7. Il résulte de l'instruction que l'appel d'offre lancé le 25 juin 2016 n'a pu aboutir que dix-huit mois plus tard, en décembre 2017, en raison des référés contractuels formés par des concurrents évincés. A cette date, le contexte local avait significativement évolué par rapport à celui qui prévalait lors la définition initiale du besoin. En particulier, la communauté intercommunale Réunion Est a déployé, dès janvier 2018, un nouveau système de billettique légère pour ses réseaux de transports publics et la région Réunion en a fait autant en avril 2018 ainsi qu'il ressort, notamment, de la délibération du 17 septembre 2018 par laquelle le conseil communautaire du Territoire de la Côte Ouest a décidé d'abroger sa délibération qui autorisait son président à signer la convention-cadre envisagée avec le SMTR. Ainsi, ces deux collectivités n'ayant plus d'intérêt, à court terme, au déploiement du STIR, le SMTR ne pouvait effectivement plus mener ce projet à terme dans le périmètre prévu à l'appel d'offre et dans les conditions financières et budgétaires initialement envisagées. Par suite, la société appelante n'est pas fondée à soutenir que le SMTR ne justifiait pas d'un motif d'intérêt général pour abandonner la procédure de passation du STIR.

8. Par ailleurs, la société RATP Smart Systems n'est pas fondée à soutenir que le SMTR aurait mal défini ses besoins en décidant de mutualiser les systèmes de billettique en se bornant à faire valoir que les membres de ce syndicat disposaient déjà, nonobstant leurs anciennetés, de systèmes de billettique. En outre elle n'est pas davantage fondée à soutenir, sans craindre la contradiction, qu'il ressort au contraire de l'audit diligenté par le SMTR en décembre 2017, dont le rapport a été remis le 19 avril 2018, que cette mutualisation constituait la solution la plus adaptée aux besoins des usagers et des membres du SMTR.

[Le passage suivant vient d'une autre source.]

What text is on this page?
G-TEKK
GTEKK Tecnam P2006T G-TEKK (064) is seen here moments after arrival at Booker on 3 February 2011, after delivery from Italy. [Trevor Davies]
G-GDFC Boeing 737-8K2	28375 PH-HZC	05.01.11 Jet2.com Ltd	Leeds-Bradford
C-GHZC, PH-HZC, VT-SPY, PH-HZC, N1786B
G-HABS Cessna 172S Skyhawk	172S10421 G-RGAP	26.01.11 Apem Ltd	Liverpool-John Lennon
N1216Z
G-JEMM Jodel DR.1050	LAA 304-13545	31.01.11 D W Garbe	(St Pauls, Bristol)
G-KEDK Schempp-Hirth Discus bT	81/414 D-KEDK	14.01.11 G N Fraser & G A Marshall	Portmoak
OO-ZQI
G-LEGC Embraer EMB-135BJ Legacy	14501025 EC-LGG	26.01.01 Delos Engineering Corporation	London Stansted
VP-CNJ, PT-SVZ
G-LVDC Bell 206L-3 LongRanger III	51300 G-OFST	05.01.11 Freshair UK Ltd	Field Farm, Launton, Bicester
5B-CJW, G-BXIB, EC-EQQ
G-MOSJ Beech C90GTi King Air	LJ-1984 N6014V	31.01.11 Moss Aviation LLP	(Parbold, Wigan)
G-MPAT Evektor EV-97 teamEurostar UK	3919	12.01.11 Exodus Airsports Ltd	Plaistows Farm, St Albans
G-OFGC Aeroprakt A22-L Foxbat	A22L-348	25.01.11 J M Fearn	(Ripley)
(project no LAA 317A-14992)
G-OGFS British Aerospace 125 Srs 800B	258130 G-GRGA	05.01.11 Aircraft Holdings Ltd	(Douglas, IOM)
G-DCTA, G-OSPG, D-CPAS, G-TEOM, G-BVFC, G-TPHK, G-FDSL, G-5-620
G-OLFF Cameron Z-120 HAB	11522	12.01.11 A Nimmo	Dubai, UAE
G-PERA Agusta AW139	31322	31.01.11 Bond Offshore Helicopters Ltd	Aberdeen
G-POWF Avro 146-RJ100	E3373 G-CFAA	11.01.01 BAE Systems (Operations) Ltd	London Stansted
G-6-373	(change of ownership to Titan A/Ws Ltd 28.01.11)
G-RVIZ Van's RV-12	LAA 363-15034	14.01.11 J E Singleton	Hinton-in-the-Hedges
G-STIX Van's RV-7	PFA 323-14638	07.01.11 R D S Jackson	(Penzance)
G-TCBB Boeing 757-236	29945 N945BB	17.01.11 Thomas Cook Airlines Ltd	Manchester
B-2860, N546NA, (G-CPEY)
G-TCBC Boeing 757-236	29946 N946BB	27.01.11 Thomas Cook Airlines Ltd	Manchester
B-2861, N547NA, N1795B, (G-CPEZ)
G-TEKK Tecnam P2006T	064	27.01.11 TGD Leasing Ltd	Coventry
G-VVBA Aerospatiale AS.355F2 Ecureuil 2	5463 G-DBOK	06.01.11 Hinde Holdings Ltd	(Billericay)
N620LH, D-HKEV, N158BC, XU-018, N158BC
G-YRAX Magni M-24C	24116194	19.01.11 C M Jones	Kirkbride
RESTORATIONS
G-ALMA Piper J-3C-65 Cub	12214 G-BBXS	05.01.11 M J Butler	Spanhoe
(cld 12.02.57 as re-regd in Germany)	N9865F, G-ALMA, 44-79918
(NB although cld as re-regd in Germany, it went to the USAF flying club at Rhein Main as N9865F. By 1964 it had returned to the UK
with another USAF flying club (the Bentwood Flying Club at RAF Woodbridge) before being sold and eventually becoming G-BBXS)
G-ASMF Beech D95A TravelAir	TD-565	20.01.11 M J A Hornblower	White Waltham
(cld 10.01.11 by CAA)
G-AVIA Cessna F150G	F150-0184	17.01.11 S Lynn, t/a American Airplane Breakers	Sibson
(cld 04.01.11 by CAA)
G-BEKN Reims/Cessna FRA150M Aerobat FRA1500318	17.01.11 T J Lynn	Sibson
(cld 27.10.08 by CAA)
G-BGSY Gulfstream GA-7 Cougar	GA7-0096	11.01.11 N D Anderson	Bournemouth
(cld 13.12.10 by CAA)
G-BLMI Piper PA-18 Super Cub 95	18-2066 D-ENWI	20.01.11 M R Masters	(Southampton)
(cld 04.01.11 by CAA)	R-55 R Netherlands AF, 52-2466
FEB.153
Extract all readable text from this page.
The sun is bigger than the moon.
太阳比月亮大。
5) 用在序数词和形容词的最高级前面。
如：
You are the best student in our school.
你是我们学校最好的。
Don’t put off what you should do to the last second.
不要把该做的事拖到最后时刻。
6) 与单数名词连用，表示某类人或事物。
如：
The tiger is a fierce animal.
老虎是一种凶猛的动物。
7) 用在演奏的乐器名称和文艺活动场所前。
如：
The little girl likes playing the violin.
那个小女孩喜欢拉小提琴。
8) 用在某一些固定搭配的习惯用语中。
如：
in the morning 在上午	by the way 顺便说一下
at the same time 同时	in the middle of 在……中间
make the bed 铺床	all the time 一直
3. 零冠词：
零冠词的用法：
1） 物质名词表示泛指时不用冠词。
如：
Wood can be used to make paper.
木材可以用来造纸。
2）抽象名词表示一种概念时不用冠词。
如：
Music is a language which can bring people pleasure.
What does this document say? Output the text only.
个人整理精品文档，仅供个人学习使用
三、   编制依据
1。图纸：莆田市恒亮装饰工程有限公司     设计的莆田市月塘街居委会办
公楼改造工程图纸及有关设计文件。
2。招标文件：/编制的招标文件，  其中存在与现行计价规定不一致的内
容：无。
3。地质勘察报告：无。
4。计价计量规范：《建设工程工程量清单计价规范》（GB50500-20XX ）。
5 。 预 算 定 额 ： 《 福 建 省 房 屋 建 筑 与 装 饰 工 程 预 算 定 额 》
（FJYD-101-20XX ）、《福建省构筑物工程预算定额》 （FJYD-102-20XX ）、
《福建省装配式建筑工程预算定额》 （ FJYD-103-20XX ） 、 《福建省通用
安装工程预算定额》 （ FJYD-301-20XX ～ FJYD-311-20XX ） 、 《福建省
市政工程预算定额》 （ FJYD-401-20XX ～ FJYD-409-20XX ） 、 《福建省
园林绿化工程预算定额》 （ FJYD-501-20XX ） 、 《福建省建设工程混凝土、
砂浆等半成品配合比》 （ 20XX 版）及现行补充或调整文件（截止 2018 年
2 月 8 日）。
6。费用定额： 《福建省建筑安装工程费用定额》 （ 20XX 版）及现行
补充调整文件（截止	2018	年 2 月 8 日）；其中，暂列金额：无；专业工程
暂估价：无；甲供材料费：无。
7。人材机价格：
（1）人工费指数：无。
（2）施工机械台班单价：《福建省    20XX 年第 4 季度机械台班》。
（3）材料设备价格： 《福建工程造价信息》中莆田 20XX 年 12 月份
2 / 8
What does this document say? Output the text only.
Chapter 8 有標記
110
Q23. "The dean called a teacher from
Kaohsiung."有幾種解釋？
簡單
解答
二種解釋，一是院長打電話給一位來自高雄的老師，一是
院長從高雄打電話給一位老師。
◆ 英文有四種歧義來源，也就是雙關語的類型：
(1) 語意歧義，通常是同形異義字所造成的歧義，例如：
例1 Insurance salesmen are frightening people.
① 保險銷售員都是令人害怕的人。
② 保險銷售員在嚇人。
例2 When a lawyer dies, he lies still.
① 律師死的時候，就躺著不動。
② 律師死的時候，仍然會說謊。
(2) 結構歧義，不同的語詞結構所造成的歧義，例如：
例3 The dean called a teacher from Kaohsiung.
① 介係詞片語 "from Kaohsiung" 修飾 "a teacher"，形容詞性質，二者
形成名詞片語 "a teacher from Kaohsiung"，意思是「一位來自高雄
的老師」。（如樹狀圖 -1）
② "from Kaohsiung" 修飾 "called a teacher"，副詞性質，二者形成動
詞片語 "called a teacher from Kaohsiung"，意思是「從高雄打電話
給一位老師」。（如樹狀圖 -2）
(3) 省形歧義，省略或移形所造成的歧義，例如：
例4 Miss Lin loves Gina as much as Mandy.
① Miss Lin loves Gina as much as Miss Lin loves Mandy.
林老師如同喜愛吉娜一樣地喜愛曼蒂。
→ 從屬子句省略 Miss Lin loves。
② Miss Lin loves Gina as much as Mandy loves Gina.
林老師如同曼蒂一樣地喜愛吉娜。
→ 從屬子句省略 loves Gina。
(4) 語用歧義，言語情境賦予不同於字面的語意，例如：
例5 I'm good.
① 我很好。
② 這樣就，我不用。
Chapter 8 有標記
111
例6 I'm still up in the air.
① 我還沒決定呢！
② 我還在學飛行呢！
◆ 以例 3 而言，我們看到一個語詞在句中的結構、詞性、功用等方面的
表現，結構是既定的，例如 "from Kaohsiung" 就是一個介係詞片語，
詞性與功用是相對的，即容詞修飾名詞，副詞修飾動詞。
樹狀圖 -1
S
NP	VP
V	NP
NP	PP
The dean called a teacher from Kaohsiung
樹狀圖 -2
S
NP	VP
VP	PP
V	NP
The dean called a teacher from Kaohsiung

9. Enfin si la société appelante fait également valoir qu'à la date à laquelle l'appel d'offre a été lancé, les membres du SMTR avaient seulement approuvé le STIR dans son principe mais n'avaient pas encore fait valider par leurs organes décisionnaires la convention-cadre relative à l'acquisition et à la mise en œuvre de ces systèmes, qui fixait notamment le coût de l'opération et les engagements réciproques du SMTR et de ses membres, il résulte de l'instruction que, par des votes et délibérations internes, l'ensemble des membres de ce syndicat ont finalement approuvé cette convention. Par suite, la société appelante n'est pas fondée à soutenir que la précipitation fautive du SMTR à lancer un appel d'offre, à la supposer même établie, serait la cause de l'abandon de la procédure de passation ni, à fortiori, qu'elle lui aurait causé un quelconque préjudice.

10. Dans ces conditions, dès lors que l'abandon de la procédure de passation répond à un motif d'intérêt général et qu'il n'est pas d'établi que cette procédure de passation aurait été entachée de fautes du SMTR de nature à engager sa responsabilité à son égard, la société RATP Smart Systems n'est pas fondée à demander que le SMTR soit condamné à l'indemniser du préjudice que lui a causé l'abandon de cette procédure de passation.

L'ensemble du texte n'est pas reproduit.